Dosyanın incelenmesinde davalı tarafından TTK 644. maddeye dayalı tahsil istemi bakımından zamanaşımı def"inde bulunulmadığı anlaşılmaktadır. Bu durumda gerek ilk derece mahkemesinin tahsil davasının zamanaşımına uğradığı cihetiyle verdiği ret kararı ve gerek bölge adliye mahkemesinin davacının istinaf başvurusu üzerine bu yön itibariyle istinaf başvurusunun reddine dair kararı doğru olmamış, ayrıca zamanaşımı definin davalı tarafından ileri sürülmediği halde mahkemece re"sen dikkate alınması az yukarıda açıklanan kanun hükümlerine aykırı olduğu gibi kamu düzenine de açıkça aykırılık teşkil etmekte olup kararın bu nedenle de resen bozulması gerekmiştir.

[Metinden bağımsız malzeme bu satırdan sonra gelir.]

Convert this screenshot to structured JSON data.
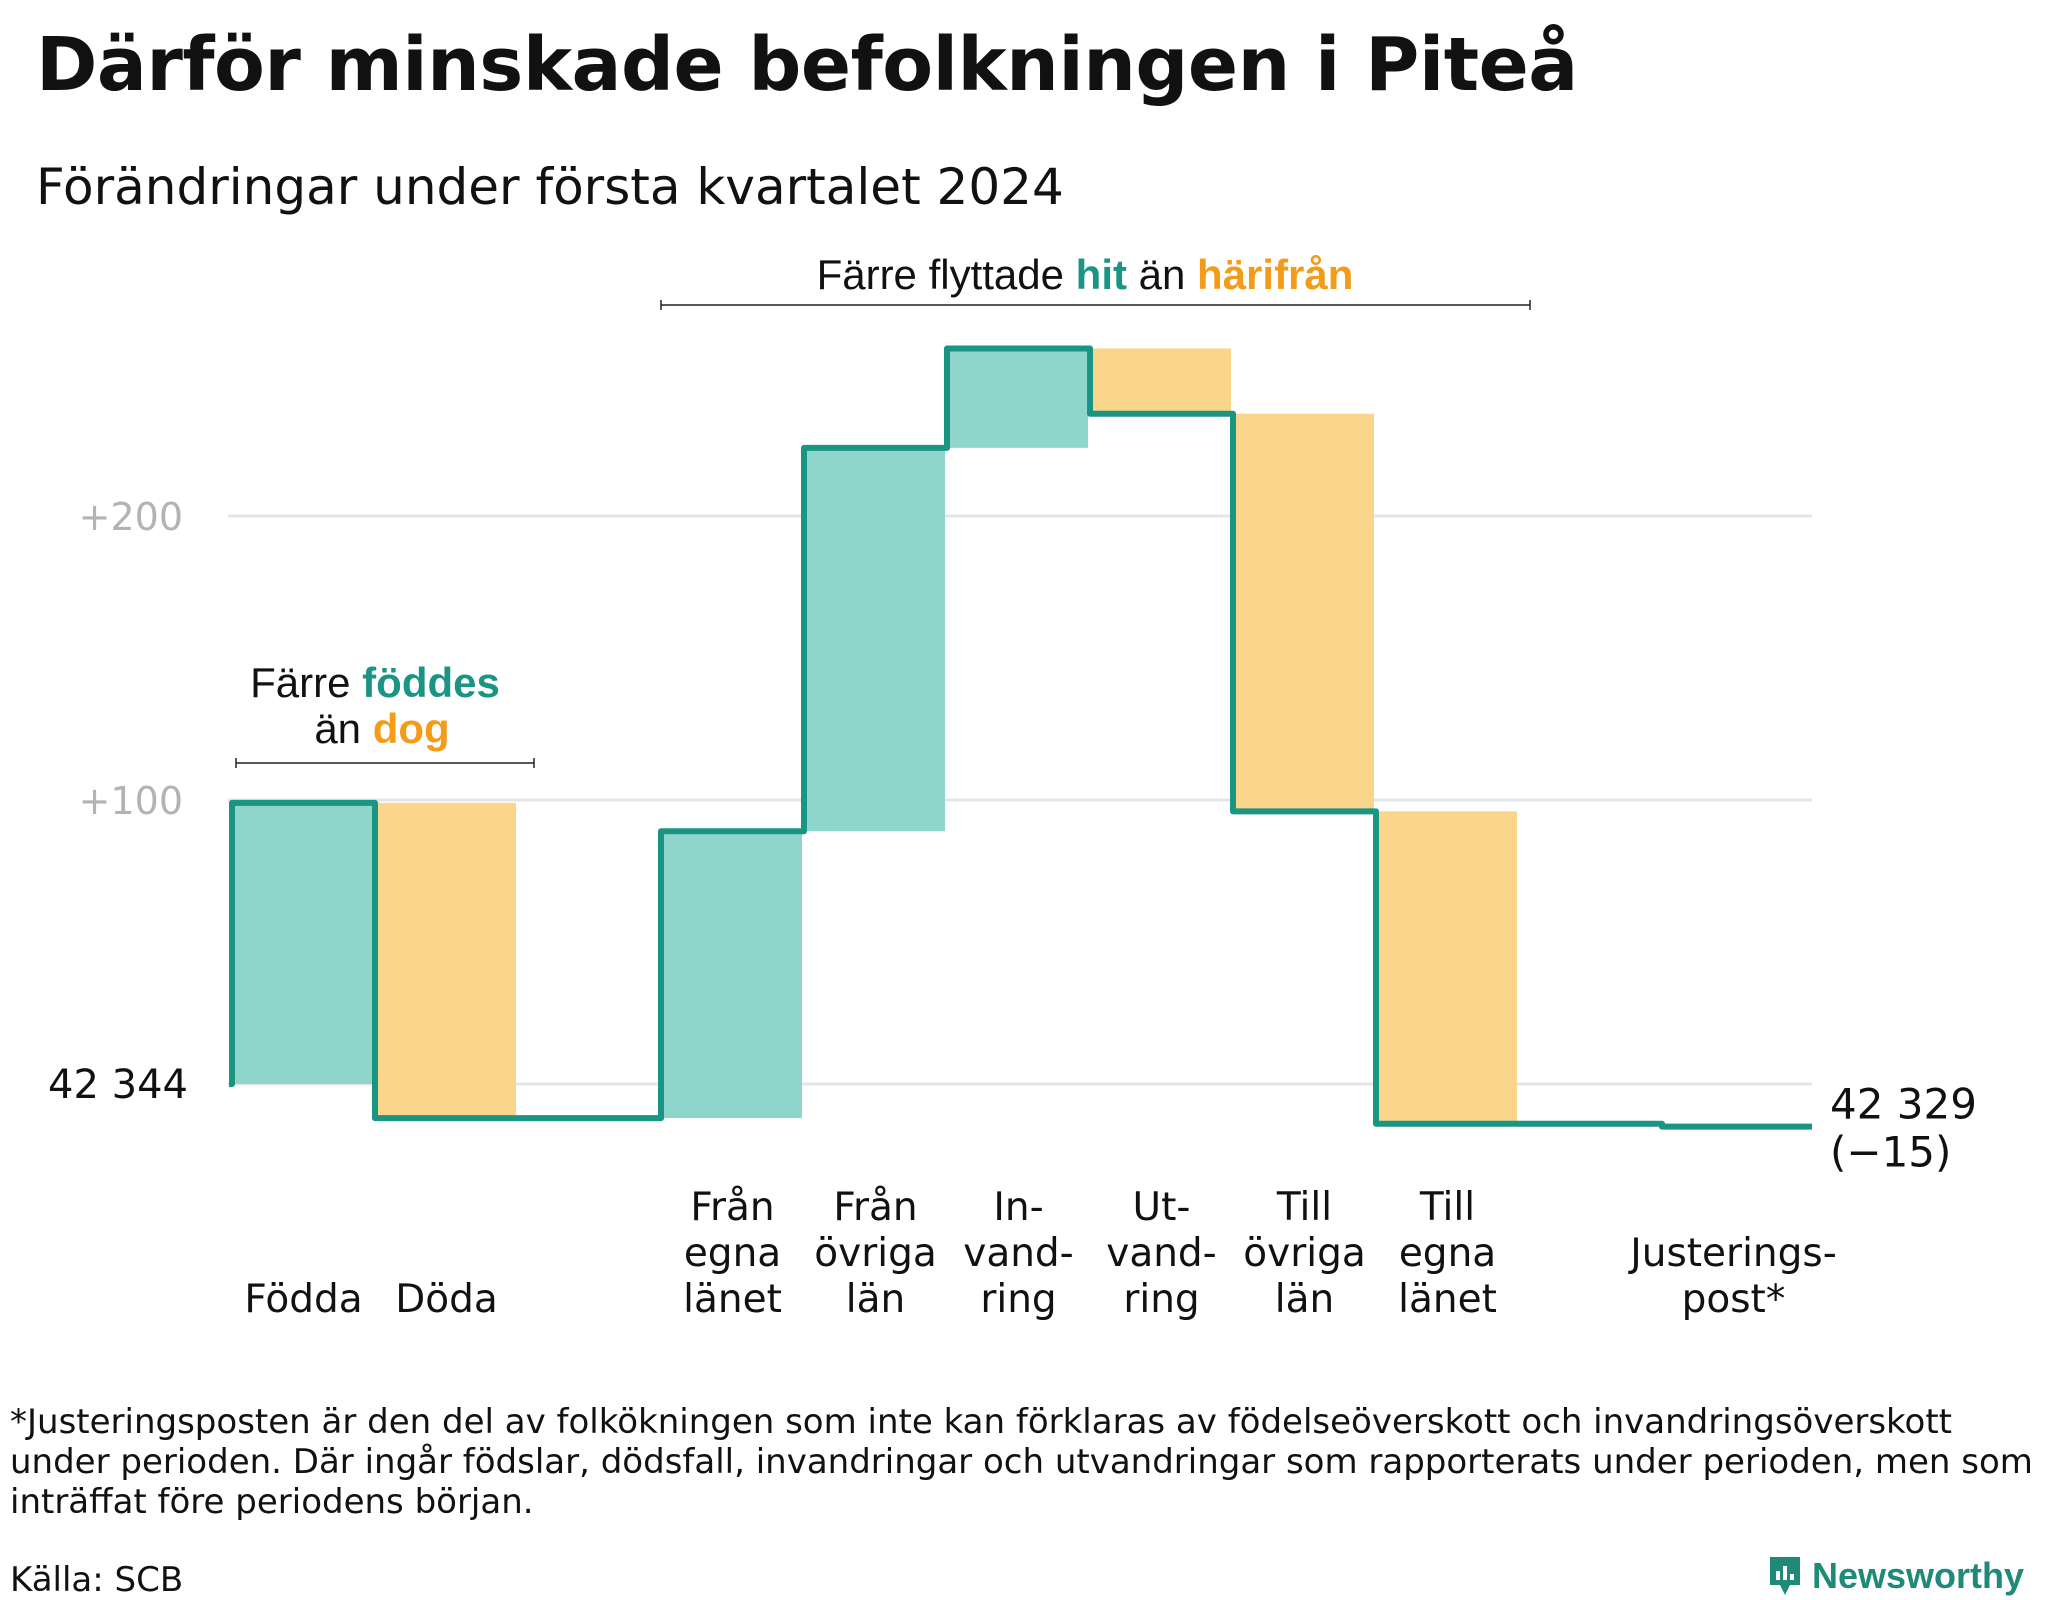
{
  "title": "Därför minskade befolkningen i Piteå",
  "subtitle": "Förändringar under första kvartalet 2024",
  "footnote": "*Justeringsposten är den del av folkökningen som inte kan förklaras av födelseöverskott och invandringsöverskott under perioden. Där ingår födslar, dödsfall, invandringar och utvandringar som rapporterats under perioden, men som inträffat före periodens början.",
  "source": "Källa: SCB",
  "brand": "Newsworthy",
  "colors": {
    "teal_line": "#1a9483",
    "increase": "#8ed5cc",
    "decrease": "#fad68c",
    "increase_text": "#1a9483",
    "decrease_text": "#f39c1a",
    "gridline": "#e3e5ea",
    "tick_label": "#b3b3b3"
  },
  "chart_data": {
    "type": "waterfall",
    "baseline_value": 42344,
    "baseline_label": "42  344",
    "end_label_line1": "42 329",
    "end_label_line2": "(−15)",
    "y_axis": {
      "ticks": [
        0,
        100,
        200
      ],
      "tick_labels": [
        "",
        "+100",
        "+200"
      ],
      "range": [
        -20,
        260
      ]
    },
    "grid": true,
    "steps": [
      {
        "label": [
          "Födda"
        ],
        "change": 99,
        "kind": "increase"
      },
      {
        "label": [
          "Döda"
        ],
        "change": -111,
        "kind": "decrease"
      },
      {
        "label": [
          ""
        ],
        "change": 0,
        "kind": "gap"
      },
      {
        "label": [
          "Från",
          "egna",
          "länet"
        ],
        "change": 101,
        "kind": "increase"
      },
      {
        "label": [
          "Från",
          "övriga",
          "län"
        ],
        "change": 135,
        "kind": "increase"
      },
      {
        "label": [
          "In-",
          "vand-",
          "ring"
        ],
        "change": 35,
        "kind": "increase"
      },
      {
        "label": [
          "Ut-",
          "vand-",
          "ring"
        ],
        "change": -23,
        "kind": "decrease"
      },
      {
        "label": [
          "Till",
          "övriga",
          "län"
        ],
        "change": -140,
        "kind": "decrease"
      },
      {
        "label": [
          "Till",
          "egna",
          "länet"
        ],
        "change": -110,
        "kind": "decrease"
      },
      {
        "label": [
          ""
        ],
        "change": 0,
        "kind": "gap"
      },
      {
        "label": [
          "Justerings-",
          "post*"
        ],
        "change": -1,
        "kind": "adjustment"
      }
    ],
    "annotations": {
      "births": {
        "prefix": "Färre",
        "highlight_up": "föddes",
        "middle": "än",
        "highlight_down": "dog"
      },
      "migration": {
        "prefix": "Färre flyttade",
        "highlight_up": "hit",
        "middle": "än",
        "highlight_down": "härifrån"
      }
    }
  }
}
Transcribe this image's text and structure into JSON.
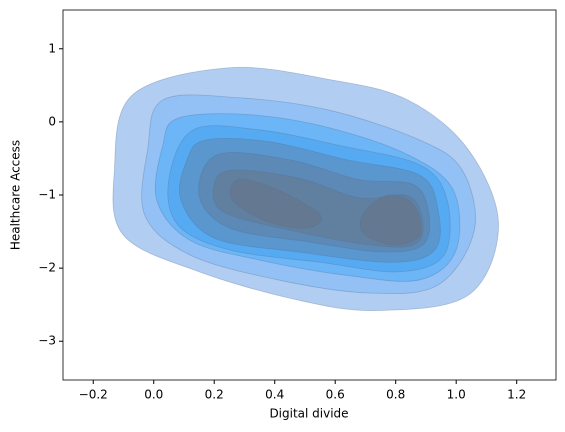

SONUÇ: Yukarıda (1) numaralı bentte açıklanan nedenlerle, davacı vekilinin sair temyiz itirazlarının reddine (2) numaralı bentte açıklanan nedenlerle, davacı vekilinin temyiz itirazının kabulü ile İlk Derece Mahkemesince verilen karara yönelik istinaf başvurusunun esastan reddine ilişkin Bölge Adliye Mahkemesi kararının BOZULARAK KALDIRILMASINA, HMK"nın 373/1. maddesi uyarınca dava dosyasının İlk Derece Mahkemesine, kararın bir örneğinin Bölge Adliye Mahkemesine gönderilmesine, ödediği peşin temyiz harcının isteği halinde temyiz edene iadesine, 23/10/2019 tarihinde oybirliğiyle karar verildi.